Author E.C. Murray from Fox Island, Washington, works primarily as a writer but additionally is a creative writing instructor at Seattle Central College. She started keeping a journal at fourteen and wrote her first play at eight. She began taking her writing seriously in 2007 after her first writing class. E.C.’s first book was a “tiny book,” a book of aphorisms and ideas for a “bad hair day”, titled “Life Kind of Sucks,“ based on what she learned earning her Masters in Social Work. Her first book length memoir, “A Long Way From Paris,” was published in December of 2014, the story of her personal transformation, living off the grid in the mountains of the south of France, herding forty-two goats, twelve sheep, and a cow. It was named a Kirkus Book of the year and received Honorable Mention from New Millennium Writing. Her short story “An Urban Goatherd” received a Pushcart nomination – written under the name of Elizabeth Corcoran Murray. E.C. belongs to the Pacific Northwest Writers Association, Hugo House, Sisters in Crime, and the Greater Gig Harbor Literary Society. When E.C. isn’t writing, she loves to read, bike, ski, garden, and to travel a great deal.
Which genres do you cover?
E.C. Murray: Memoir, mystery, self-help.
Which is the latest book you had published, and what is about?
E.C. Murray: “An Unfamiliar Guest” is a suspenseful mystery with a surprise ending set in Gig Harbor about two women who know a young man is a troublemaker, but they’re convinced he didn’t shoot anyone.
At which book events can readers find you?
E.C. Murray: Note that my book launch for “An Unfamiliar Guest” was in January 2020, and from that time until fall of 2022, I did virtually no events because of COVID precautions. In the past I participated in Gig Harbor High’s Tidefest, Lakewood’s Film, Art, and Book Festival, Fox Island Fair, and Indianola Fair. Mostly, though, I’ve presented at book clubs (in person and Zoom), civic clubs like the Elks and Rotary, BBQ2U, and many, many bookstores. I like events where I can answer questions and talk to people about books and reading. Upcoming events are in the week of November 20 at BBQ2U in Gig Harbor (not Thanksgiving); and at Winterfest at Peninsula High School in Gig Harbor, November 25 and 26.
Which book event connecting you with readers is your favorite and why?
E.C. Murray: At the FAB in Lakewood it was fun not only conversing with readers but also getting to know authors Connie Connolly, Wendy Kendall, and Tracy Cram Perkins, who are so knowledgeable. A total delight. I love to connect with authors through www.writersconnection.org, my website and newsletter which has dozens and dozens of resources for aspiring writers.
Do(es) your book(s) have any specific messages to your readers and, if so, which are they?
E.C. Murray: The message throughout all my books is about learning to believe in yourself, shedding negative self-thought, and moving forward through adversity with a sense of humor.
Which writer(s) keep(s) inspiring you and why?
E.C. Murray: I love the humor in Liane Moriarty laced with meaningful topics such as spousal abuse, miscarriage, taking people for granted, and so forth. I love Tana French’s literary suspense books because they dig so deeply into human’s motivation. I like JA Jance books because they also thread mystery with a more important message but aren’t at all gory. As she says, “wonderful books to read sitting next to someone in a hospital.”

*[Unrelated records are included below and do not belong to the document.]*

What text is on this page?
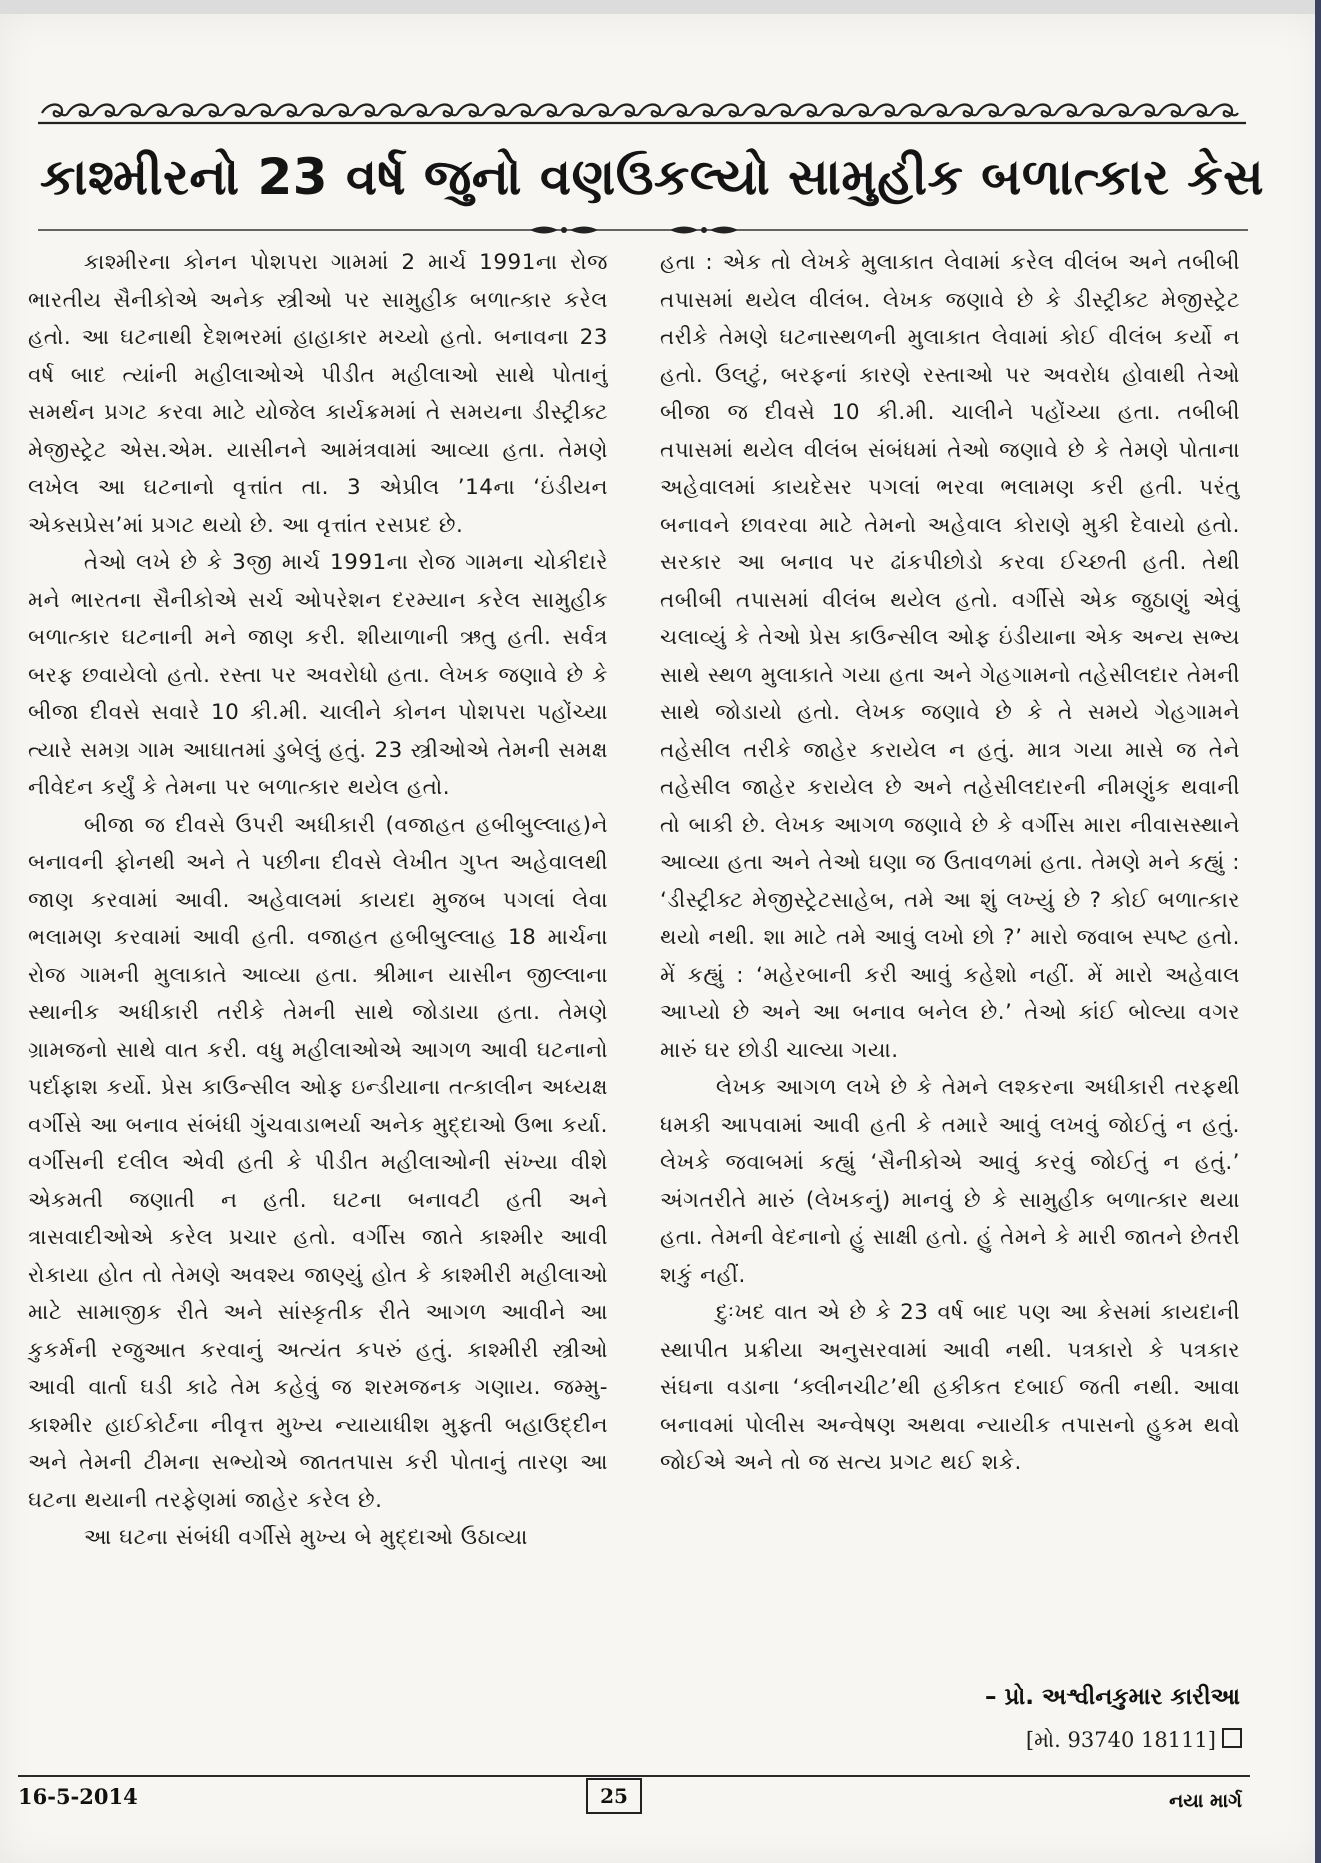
કાશ્મીરનો 23 વર્ષ જુનો વણઉકલ્યો સામુહીક બળાત્કાર કેસ

કાશ્મીરના કોનન પોશપરા ગામમાં 2 માર્ચ 1991ના રોજ ભારતીય સૈનીકોએ અનેક સ્ત્રીઓ પર સામુહીક બળાત્કાર કરેલ હતો. આ ઘટનાથી દેશભરમાં હાહાકાર મચ્યો હતો. બનાવના 23 વર્ષ બાદ ત્યાંની મહીલાઓએ પીડીત મહીલાઓ સાથે પોતાનું સમર્થન પ્રગટ કરવા માટે યોજેલ કાર્યક્રમમાં તે સમયના ડીસ્ટ્રીક્ટ મેજીસ્ટ્રેટ એસ.એમ. યાસીનને આમંત્રવામાં આવ્યા હતા. તેમણે લખેલ આ ઘટનાનો વૃત્તાંત તા. 3 એપ્રીલ ’14ના ‘ઇંડીયન એક્સપ્રેસ’માં પ્રગટ થયો છે. આ વૃત્તાંત રસપ્રદ છે.

તેઓ લખે છે કે 3જી માર્ચ 1991ના રોજ ગામના ચોકીદારે મને ભારતના સૈનીકોએ સર્ચ ઓપરેશન દરમ્યાન કરેલ સામુહીક બળાત્કાર ઘટનાની મને જાણ કરી. શીયાળાની ઋતુ હતી. સર્વત્ર બરફ છવાયેલો હતો. રસ્તા પર અવરોધો હતા. લેખક જણાવે છે કે બીજા દીવસે સવારે 10 કી.મી. ચાલીને કોનન પોશપરા પહોંચ્યા ત્યારે સમગ્ર ગામ આઘાતમાં ડુબેલું હતું. 23 સ્ત્રીઓએ તેમની સમક્ષ નીવેદન કર્યું કે તેમના પર બળાત્કાર થયેલ હતો.

બીજા જ દીવસે ઉપરી અધીકારી (વજાહત હબીબુલ્લાહ)ને બનાવની ફોનથી અને તે પછીના દીવસે લેખીત ગુપ્ત અહેવાલથી જાણ કરવામાં આવી. અહેવાલમાં કાયદા મુજબ પગલાં લેવા ભલામણ કરવામાં આવી હતી. વજાહત હબીબુલ્લાહ 18 માર્ચના રોજ ગામની મુલાકાતે આવ્યા હતા. શ્રીમાન યાસીન જીલ્લાના સ્થાનીક અધીકારી તરીકે તેમની સાથે જોડાયા હતા. તેમણે ગ્રામજનો સાથે વાત કરી. વધુ મહીલાઓએ આગળ આવી ઘટનાનો પર્દાફાશ કર્યો. પ્રેસ કાઉન્સીલ ઓફ ઇન્ડીયાના તત્કાલીન અધ્યક્ષ વર્ગીસે આ બનાવ સંબંધી ગુંચવાડાભર્યા અનેક મુદ્દાઓ ઉભા કર્યા. વર્ગીસની દલીલ એવી હતી કે પીડીત મહીલાઓની સંખ્યા વીશે એકમતી જણાતી ન હતી. ઘટના બનાવટી હતી અને ત્રાસવાદીઓએ કરેલ પ્રચાર હતો. વર્ગીસ જાતે કાશ્મીર આવી રોકાયા હોત તો તેમણે અવશ્ય જાણ્યું હોત કે કાશ્મીરી મહીલાઓ માટે સામાજીક રીતે અને સાંસ્કૃતીક રીતે આગળ આવીને આ કુકર્મની રજુઆત કરવાનું અત્યંત કપરું હતું. કાશ્મીરી સ્ત્રીઓ આવી વાર્તા ઘડી કાઢે તેમ કહેવું જ શરમજનક ગણાય. જમ્મુ-કાશ્મીર હાઈકોર્ટના નીવૃત્ત મુખ્ય ન્યાયાધીશ મુફ્તી બહાઉદ્દીન અને તેમની ટીમના સભ્યોએ જાતતપાસ કરી પોતાનું તારણ આ ઘટના થયાની તરફેણમાં જાહેર કરેલ છે.

આ ઘટના સંબંધી વર્ગીસે મુખ્ય બે મુદ્દાઓ ઉઠાવ્યા

હતા : એક તો લેખકે મુલાકાત લેવામાં કરેલ વીલંબ અને તબીબી તપાસમાં થયેલ વીલંબ. લેખક જણાવે છે કે ડીસ્ટ્રીક્ટ મેજીસ્ટ્રેટ તરીકે તેમણે ઘટનાસ્થળની મુલાકાત લેવામાં કોઈ વીલંબ કર્યો ન હતો. ઉલટું, બરફનાં કારણે રસ્તાઓ પર અવરોધ હોવાથી તેઓ બીજા જ દીવસે 10 કી.મી. ચાલીને પહોંચ્યા હતા. તબીબી તપાસમાં થયેલ વીલંબ સંબંધમાં તેઓ જણાવે છે કે તેમણે પોતાના અહેવાલમાં કાયદેસર પગલાં ભરવા ભલામણ કરી હતી. પરંતુ બનાવને છાવરવા માટે તેમનો અહેવાલ કોરાણે મુકી દેવાયો હતો. સરકાર આ બનાવ પર ઢાંકપીછોડો કરવા ઈચ્છતી હતી. તેથી તબીબી તપાસમાં વીલંબ થયેલ હતો. વર્ગીસે એક જુઠાણું એવું ચલાવ્યું કે તેઓ પ્રેસ કાઉન્સીલ ઓફ ઇંડીયાના એક અન્ય સભ્ય સાથે સ્થળ મુલાકાતે ગયા હતા અને ગેહગામનો તહેસીલદાર તેમની સાથે જોડાયો હતો. લેખક જણાવે છે કે તે સમયે ગેહગામને તહેસીલ તરીકે જાહેર કરાયેલ ન હતું. માત્ર ગયા માસે જ તેને તહેસીલ જાહેર કરાયેલ છે અને તહેસીલદારની નીમણુંક થવાની તો બાકી છે. લેખક આગળ જણાવે છે કે વર્ગીસ મારા નીવાસસ્થાને આવ્યા હતા અને તેઓ ઘણા જ ઉતાવળમાં હતા. તેમણે મને કહ્યું : ‘ડીસ્ટ્રીક્ટ મેજીસ્ટ્રેટસાહેબ, તમે આ શું લખ્યું છે ? કોઈ બળાત્કાર થયો નથી. શા માટે તમે આવું લખો છો ?’ મારો જવાબ સ્પષ્ટ હતો. મેં કહ્યું : ‘મહેરબાની કરી આવું કહેશો નહીં. મેં મારો અહેવાલ આપ્યો છે અને આ બનાવ બનેલ છે.’ તેઓ કાંઈ બોલ્યા વગર મારું ઘર છોડી ચાલ્યા ગયા.

લેખક આગળ લખે છે કે તેમને લશ્કરના અધીકારી તરફથી ધમકી આપવામાં આવી હતી કે તમારે આવું લખવું જોઈતું ન હતું. લેખકે જવાબમાં કહ્યું ‘સૈનીકોએ આવું કરવું જોઈતું ન હતું.’ અંગતરીતે મારું (લેખકનું) માનવું છે કે સામુહીક બળાત્કાર થયા હતા. તેમની વેદનાનો હું સાક્ષી હતો. હું તેમને કે મારી જાતને છેતરી શકું નહીં.

દુઃખદ વાત એ છે કે 23 વર્ષ બાદ પણ આ કેસમાં કાયદાની સ્થાપીત પ્રક્રીયા અનુસરવામાં આવી નથી. પત્રકારો કે પત્રકાર સંઘના વડાના ‘ક્લીનચીટ’થી હકીકત દબાઈ જતી નથી. આવા બનાવમાં પોલીસ અન્વેષણ અથવા ન્યાયીક તપાસનો હુકમ થવો જોઈએ અને તો જ સત્ય પ્રગટ થઈ શકે.

– પ્રો. અશ્વીનકુમાર કારીઆ
[મો. 93740 18111]
16-5-2014	25	નયા માર્ગ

Do you have any specific writing habits?
E.C. Murray: I prefer to write from 8:00 A.M. – 2:00 P.M. at home with Mozart playing.

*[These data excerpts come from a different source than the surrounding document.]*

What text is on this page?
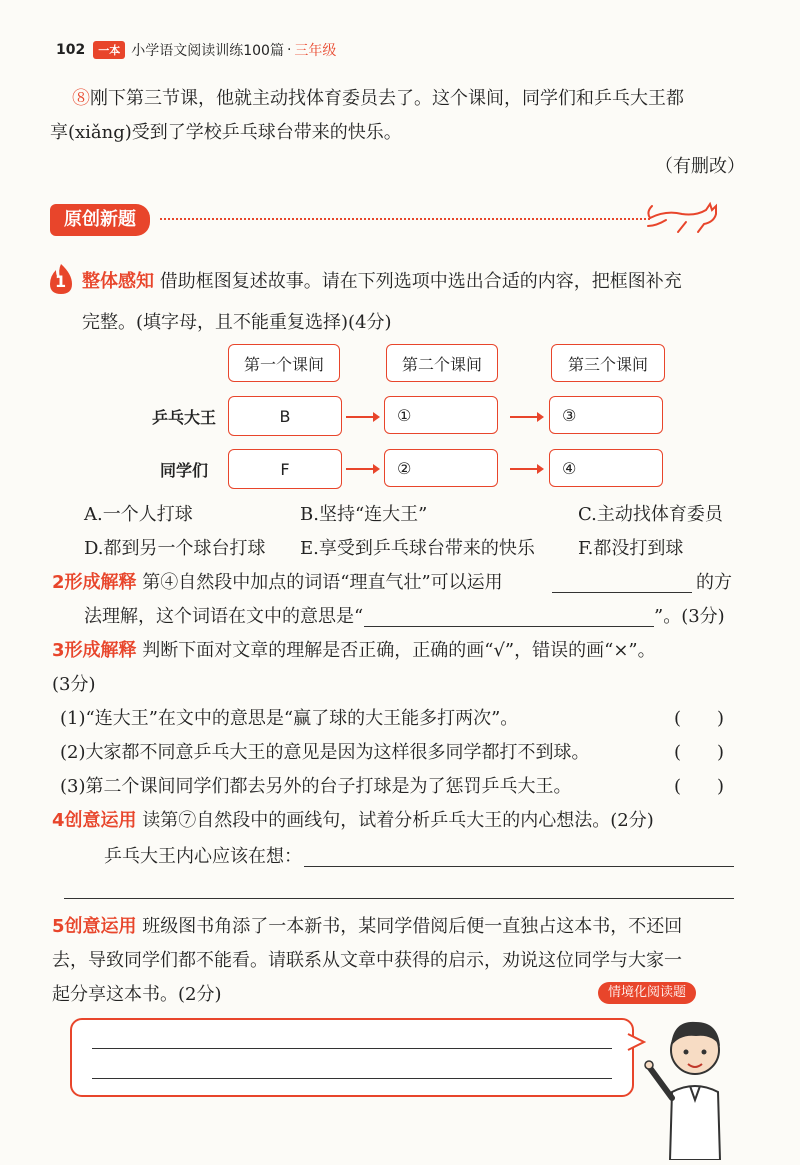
102	一本 小学语文阅读训练100篇 · 三年级
⑧刚下第三节课，他就主动找体育委员去了。这个课间，同学们和乒乓大王都
享(xiǎng)受到了学校乒乓球台带来的快乐。
（有删改）
原创新题
1 整体感知 借助框图复述故事。请在下列选项中选出合适的内容，把框图补充
完整。(填字母，且不能重复选择)(4分)
第一个课间	第二个课间	第三个课间
乒乓大王	B	①	③
同学们	F	②	④
A.一个人打球	B.坚持“连大王”	C.主动找体育委员
D.都到另一个球台打球 E.享受到乒乓球台带来的快乐 F.都没打到球
2形成解释 第④自然段中加点的词语“理直气壮”可以运用	的方
法理解，这个词语在文中的意思是“	”。(3分)
3形成解释 判断下面对文章的理解是否正确，正确的画“√”，错误的画“×”。
(3分)
(1)“连大王”在文中的意思是“赢了球的大王能多打两次”。	(　　)
(2)大家都不同意乒乓大王的意见是因为这样很多同学都打不到球。	(　　)
(3)第二个课间同学们都去另外的台子打球是为了惩罚乒乓大王。	(　　)
4创意运用 读第⑦自然段中的画线句，试着分析乒乓大王的内心想法。(2分)
乒乓大王内心应该在想：
5创意运用 班级图书角添了一本新书，某同学借阅后便一直独占这本书，不还回
去，导致同学们都不能看。请联系从文章中获得的启示，劝说这位同学与大家一
起分享这本书。(2分)	情境化阅读题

What are you currently working on?
E.C. Murray: Currently as in the last four years: As a young man desperately searches for his mother in homeless camps, he inadvertently reunites two estranged lovers.

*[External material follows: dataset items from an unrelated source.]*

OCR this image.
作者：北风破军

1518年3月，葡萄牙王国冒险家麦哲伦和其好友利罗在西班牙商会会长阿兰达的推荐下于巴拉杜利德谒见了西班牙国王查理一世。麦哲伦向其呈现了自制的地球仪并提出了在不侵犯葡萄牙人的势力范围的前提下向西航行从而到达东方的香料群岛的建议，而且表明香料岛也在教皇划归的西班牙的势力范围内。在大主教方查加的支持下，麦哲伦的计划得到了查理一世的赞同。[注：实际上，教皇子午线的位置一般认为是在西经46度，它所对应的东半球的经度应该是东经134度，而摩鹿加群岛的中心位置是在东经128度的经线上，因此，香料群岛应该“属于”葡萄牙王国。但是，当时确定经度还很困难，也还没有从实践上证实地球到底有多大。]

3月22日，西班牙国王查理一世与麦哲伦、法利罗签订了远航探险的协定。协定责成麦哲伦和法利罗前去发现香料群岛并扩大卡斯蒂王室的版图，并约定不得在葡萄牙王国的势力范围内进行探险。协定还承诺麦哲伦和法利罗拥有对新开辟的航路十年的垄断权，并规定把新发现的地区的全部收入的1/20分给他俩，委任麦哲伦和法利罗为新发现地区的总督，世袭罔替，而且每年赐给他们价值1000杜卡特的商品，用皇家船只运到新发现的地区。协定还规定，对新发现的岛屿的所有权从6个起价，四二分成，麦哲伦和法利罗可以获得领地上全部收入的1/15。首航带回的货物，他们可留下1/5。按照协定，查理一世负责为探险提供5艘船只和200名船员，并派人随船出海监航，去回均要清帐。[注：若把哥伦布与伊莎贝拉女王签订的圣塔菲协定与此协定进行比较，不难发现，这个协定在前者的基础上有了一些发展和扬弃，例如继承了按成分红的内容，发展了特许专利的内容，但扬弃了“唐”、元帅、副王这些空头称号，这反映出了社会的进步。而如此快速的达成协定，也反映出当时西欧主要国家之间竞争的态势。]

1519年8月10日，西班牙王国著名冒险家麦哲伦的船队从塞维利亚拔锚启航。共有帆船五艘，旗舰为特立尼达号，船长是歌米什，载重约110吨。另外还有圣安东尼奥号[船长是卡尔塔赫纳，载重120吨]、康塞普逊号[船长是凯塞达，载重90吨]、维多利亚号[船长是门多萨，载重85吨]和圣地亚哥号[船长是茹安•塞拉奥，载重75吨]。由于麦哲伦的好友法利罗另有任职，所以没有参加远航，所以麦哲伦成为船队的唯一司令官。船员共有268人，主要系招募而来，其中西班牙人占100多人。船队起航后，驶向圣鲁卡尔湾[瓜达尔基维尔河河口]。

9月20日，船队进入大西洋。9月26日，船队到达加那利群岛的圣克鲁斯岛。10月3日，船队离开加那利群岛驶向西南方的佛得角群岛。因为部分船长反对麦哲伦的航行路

Which book are you currently reading simply for entertainment?
E.C. Murray: Great question. Not simply entertainment are “The Warmth of Other Suns” and “Uncle Tom’s Cabin” (which is actually an epic adventure), which I can’t recommend enough. Purely entertainment: “The Paris Apartment” by Lucy Foley and “Book Lovers” by Emily Henry.
What advice would you give any aspiring author?
E.C. Murray: Read! Read one hundred books of your genre. Writing well is about knowledge, talent, and persistence. Continue to learn about the craft of writing through books, conferences, and classes; get your 10,000 hours of writing and revising in; be choosey about whom you ask for feedback (someone knowledgeable and gentle); store your phone in another room; become a strong literary citizen supporting other authors; and keep at it! Be willing to learn, be willing to fail, be willing to be humble.